И в тот вечер со стороны Сильвии это, наверно, была последняя вспышка протеста; после она присмирела и со всем прилежанием старалась вникнуть в то, что втолковывал ей Филипп с помощью схематичной карты, которую он вполне искусно нарисовал куском обуглившейся древесины на кухонном столе тети. Правда, прежде чем приступить к так называемой «грязной работе», по выражению Сильвии, он заручился тетиным соизволением. Мало-помалу даже Сильвия стала проявлять интерес к его художеству: перво-наперво он большой жирной точкой обозначил Монксхейвен и затем вокруг этого центра принялся очерчивать контуры суши и моря. Упершись локтями в поверхность кухонного стола и положив подбородок в ладони, Сильвия внимательно следила за появлением все новых и новых объектов на схематичной карте, но время от времени вопросительно поглядывала на Филиппа. А тот был не настолько поглощен уроком, чтобы не замечать ее сладостной близости. Сейчас Сильвия была настроена к нему крайне доброжелательно – не бунтовала, не дерзила, – и он из кожи вон лез, чтобы удержать ее внимание – был красноречив, как никогда (такое вот вдохновение порождает любовь!), угадывая, о чем ей любопытно услышать и узнать. Филипп пытался объяснить Сильвии причины возникновения долгих полярных дней, о которых она слышала с детства, и вдруг почувствовал, что она отвлеклась, думает о чем-то своем, и он больше не владеет ее вниманием. Эту интуитивную уверенность он сохранял не дольше мгновения, даже не успел предположить, что повлияло на Сильвию столь противное его желаниям, потому как в следующую минуту дверь отворилась и в дом вошел Кинрэйд. И тогда Хепберн сообразил, что Сильвия, должно быть, услышала его шаги и узнала их.

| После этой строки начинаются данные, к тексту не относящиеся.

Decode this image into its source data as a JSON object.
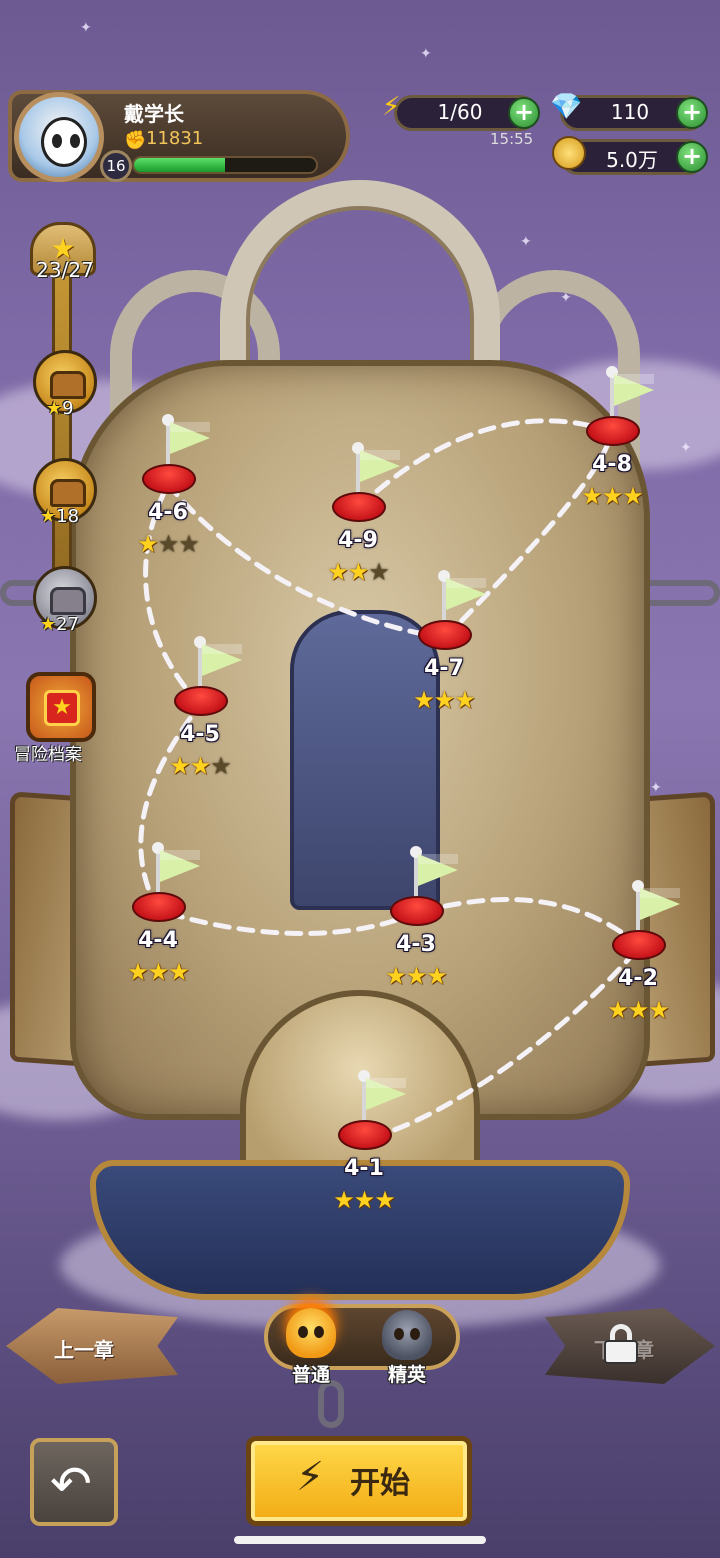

Рассерженный, он напрягся, приняв чопорный вид. К его удивлению, Сильвия встретила гостя так же холодно, как и он. Она встала за спиной у Филиппа и, возможно, поэтому не видела, что Кинрэйд протянул ей руку, ибо она не вложила в нее свою маленькую ладошку, как в руку Филиппа час назад. И почти не разговаривала, сосредоточенно рассматривая нарисованную головешкой карту, будто была увлечена географией или задалась целью запомнить во всех подробностях урок, что преподал ей Филипп.
Последний, однако, приуныл, заметив, сколь обрадовался Кинрэйду хозяин дома, объявившийся из дальних комнат почти одновременно с приходом гостя. И разволновался, когда увидел, что Кинрэйд занял место у очага, будто был хорошо знаком с порядками, заведенными в этом доме. Появились курительные трубки. Филипп курить не любил. Кинрэйд, возможно, тоже, но он все равно взял трубку и разжег ее, хотя почти не попыхивал ею, ведя с фермером Робсоном беседу о мореплавании. Говорил практически он один. Филипп сидел рядом с мрачным выражением на лице, Сильвия и его тетя молчали, старик Робсон курил свою длинную глиняную трубку, время от времени вынимая ее изо рта, чтобы сплюнуть в начищенную до блеска медную плевательницу и вытряхнуть из чаши белый пепел. Прежде чем снова сунуть трубку в рот, он издавал короткий смешок, давая понять, что получает удовольствие от общения с гарпунщиком, и от случая к случаю вставлял замечание. Сильвия сидела боком с краю стола, притворяясь, будто шьет, но от внимания Филиппа не укрылось, что она часто замирала за рукоделием, слушая рассказ гарпунщика.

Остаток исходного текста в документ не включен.